A lei trouxe uma novidade ao CPP ao modificar o parágrafo segundo do artigo 408. Se fosse primário e tivesse bons antecedentes (caso de Fleury), o réu poderia aguardar o julgamento em liberdade, ainda que já houvesse condenação em primeira instância e estivesse pendente a apreciação de recursos ordinários no tribunal. De qualquer forma, Fleury, nesse processo, acabou absolvido por unanimidade pelo 2° Tribunal do Júri de São Paulo no ano seguinte. 

Importante salientar que vários outros condenados foram beneficiados pela decisão, e não apenas o delegado.

A prisão como exceção 

Em 2008 e 2011, o Congresso Nacional revogou as possibilidades de prisão automática antes previstas no Código de Processo Penal, inclusive a do artigo 408. Os parágrafos desse dispositivo trazidos pela “Lei Fleury” também foram revogados. Isso porque, em 2011, o artigo 283 do CPP foi modificado para concretizar uma interpretação do Supremo Tribunal Federal (STF) acerca da previsão trazida pela Constituição de 1988 de que “ninguém será considerado culpado até o trânsito em julgado de sentença penal condenatória”.
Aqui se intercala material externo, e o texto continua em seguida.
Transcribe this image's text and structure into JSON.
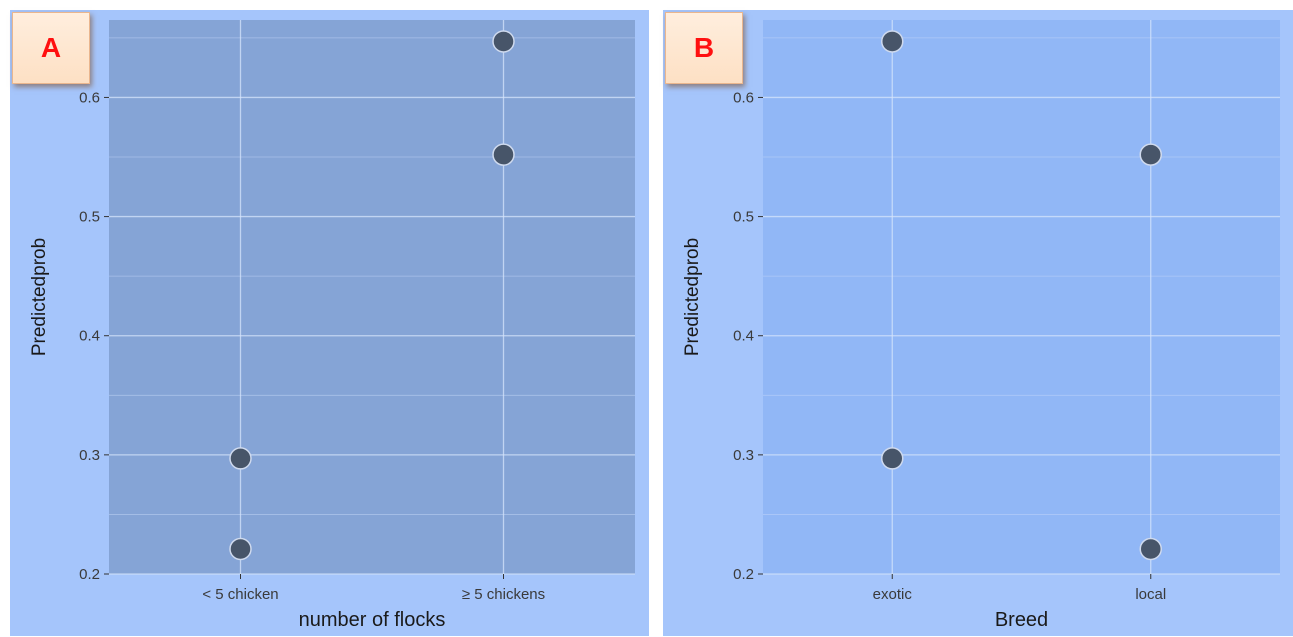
{
  "chart_data": [
    {
      "type": "scatter",
      "panel_label": "A",
      "xlabel": "number of flocks",
      "ylabel": "Predictedprob",
      "categories": [
        "< 5 chicken",
        "≥ 5 chickens"
      ],
      "points": [
        {
          "x": "< 5 chicken",
          "y": 0.297
        },
        {
          "x": "< 5 chicken",
          "y": 0.221
        },
        {
          "x": "≥ 5 chickens",
          "y": 0.647
        },
        {
          "x": "≥ 5 chickens",
          "y": 0.552
        }
      ],
      "yticks": [
        "0.2",
        "0.3",
        "0.4",
        "0.5",
        "0.6"
      ],
      "ylim": [
        0.2,
        0.665
      ],
      "grid": true,
      "colors": {
        "panel": "#85a4d6",
        "point": "#475569"
      }
    },
    {
      "type": "scatter",
      "panel_label": "B",
      "xlabel": "Breed",
      "ylabel": "Predictedprob",
      "categories": [
        "exotic",
        "local"
      ],
      "points": [
        {
          "x": "exotic",
          "y": 0.647
        },
        {
          "x": "exotic",
          "y": 0.297
        },
        {
          "x": "local",
          "y": 0.552
        },
        {
          "x": "local",
          "y": 0.221
        }
      ],
      "yticks": [
        "0.2",
        "0.3",
        "0.4",
        "0.5",
        "0.6"
      ],
      "ylim": [
        0.2,
        0.665
      ],
      "grid": true,
      "colors": {
        "panel": "#91b7f6",
        "point": "#475569"
      }
    }
  ]
}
Art. 283. Ninguém poderá ser preso senão em flagrante delito ou por ordem escrita e fundamentada da autoridade judiciária competente, em decorrência de sentença condenatória transitada em julgado ou, no curso da investigação ou do processo, em virtude de prisão temporária ou prisão preventiva. (Redação dada pela Lei nº 12.403, de 2011). 

Professor de Direito Penal da FGV-Rio, Thiago Bottino afirma que a essência desse artigo é de que “a regra é a liberdade, a prisão é a exceção”, uma vez que sempre deve ser demonstrada, em cada caso, a necessidade concreta de encarceramento. 

“O que o Congresso fez em 2011 foi, basicamente, reconhecer que se antes quem precisava argumentar de forma contrária à prisão era o réu, hoje se presume que a prisão não é necessária e quem deve argumentar de forma contrária é o Ministério Público”, opina. 

Em 2016, ao mudar o entendimento de que a execução da pena de prisão deveria esperar o julgamento de todos os recursos, ainda que de natureza constitucional (endereçados ao STJ e ao STF), os ministros do Supremo travaram um embate quanto ao artigo 283. Prevaleceu o entendimento de que, caso haja condenação confirmada em segundo grau, o início da execução criminal é coerente com a Constituição Federal.

Ainda que a discussão deva se estender por um bom tempo na corte, especialmente por causa do “fator Lula”, o que não se pode negar é que, para o bem ou para o mal, a possibilidade de se recorrer em liberdade foi inaugurada num regime de exceção, por mais contraditório que isso possa parecer.